Claudia DeFabio is the 25-year-old sister of Glenda, a high school student with Down syndrome. DeFabio wrote an emotional Facebook post this week that has since gone viral in which she said that Glenda’s high school had neglected to include her photo in the yearbook, according to Today.

In the post, Claudia explained that her little sister and parents were shocked and dismayed to find that she was not included in the yearbook for her school, Watchung Hills Regional High School of New Jersey. They were confused because Glenda had not missed picture day and her mother had signed a form granting permission for her photo to be published in the yearbook alongside all the rest of her classmates.

Claudia went on to say that all of Glenda’s teachers in the special needs department were listed and acknowledged in the yearbook, but Glenda was not. Glenda’s name did not even appear in the index of the book, listing her as a student that attended the school. Claudia accused the school of discrimination, noting that like her sister, other special needs students were left out altogether as well.

Claudia expressed how upset her mother had been upon having to try to explain to Glenda why her photo did not appear in the yearbook with everyone else. She included Glenda’s school photo, saying that she felt it deserved to be seen by others.

“Individuals with special needs often cannot advocate for themselves, and subsequently, get overlooked. I am speaking out for Glenda and every other student who was cast aside merely due to differences in ability. Silence is compliance. And finally, since the 2,500+ students and faculty didn’t get the honor of seeing Glenda’s yearbook photo, at least the internet can,” she wrote.

The post took the internet by storm, earning 21,000 shares on Facebook alone and led to major backlash for the school. Claudia later posted an update on the situation, explaining that she had received word that a new yearbook would be published including all students.
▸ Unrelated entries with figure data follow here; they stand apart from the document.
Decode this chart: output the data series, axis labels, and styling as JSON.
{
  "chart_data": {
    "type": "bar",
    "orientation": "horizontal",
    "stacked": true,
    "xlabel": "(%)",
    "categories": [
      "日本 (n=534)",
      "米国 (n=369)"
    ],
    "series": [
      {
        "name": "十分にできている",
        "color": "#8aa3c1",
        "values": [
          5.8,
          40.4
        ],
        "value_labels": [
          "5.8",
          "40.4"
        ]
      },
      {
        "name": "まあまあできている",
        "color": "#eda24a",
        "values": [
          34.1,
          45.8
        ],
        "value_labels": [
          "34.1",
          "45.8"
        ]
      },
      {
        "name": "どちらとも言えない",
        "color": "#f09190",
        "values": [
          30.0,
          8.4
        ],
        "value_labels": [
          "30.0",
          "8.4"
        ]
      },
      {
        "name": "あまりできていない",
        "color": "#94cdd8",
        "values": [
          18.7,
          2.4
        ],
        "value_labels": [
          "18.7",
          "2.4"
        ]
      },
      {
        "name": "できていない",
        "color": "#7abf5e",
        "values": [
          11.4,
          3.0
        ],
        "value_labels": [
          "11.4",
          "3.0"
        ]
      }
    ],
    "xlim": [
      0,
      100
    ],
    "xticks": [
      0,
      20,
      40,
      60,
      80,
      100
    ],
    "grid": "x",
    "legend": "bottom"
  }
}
“They are going to send out a supplemental yearbook that is inclusive of all the students as well as consult with the yearbook committee to ensure that all students will be represented going forward,” she wrote.

Claudia thanked everyone who spoke out and shared the post with the intention of advocating for Glenda.

This is not the first time a New Jersey school has received backlash for their treatment of special needs children, as The Inquisitr previously reported. In 2019, the mother of one student with Down syndrome sued her child’s school because the child was asked to leave prom early.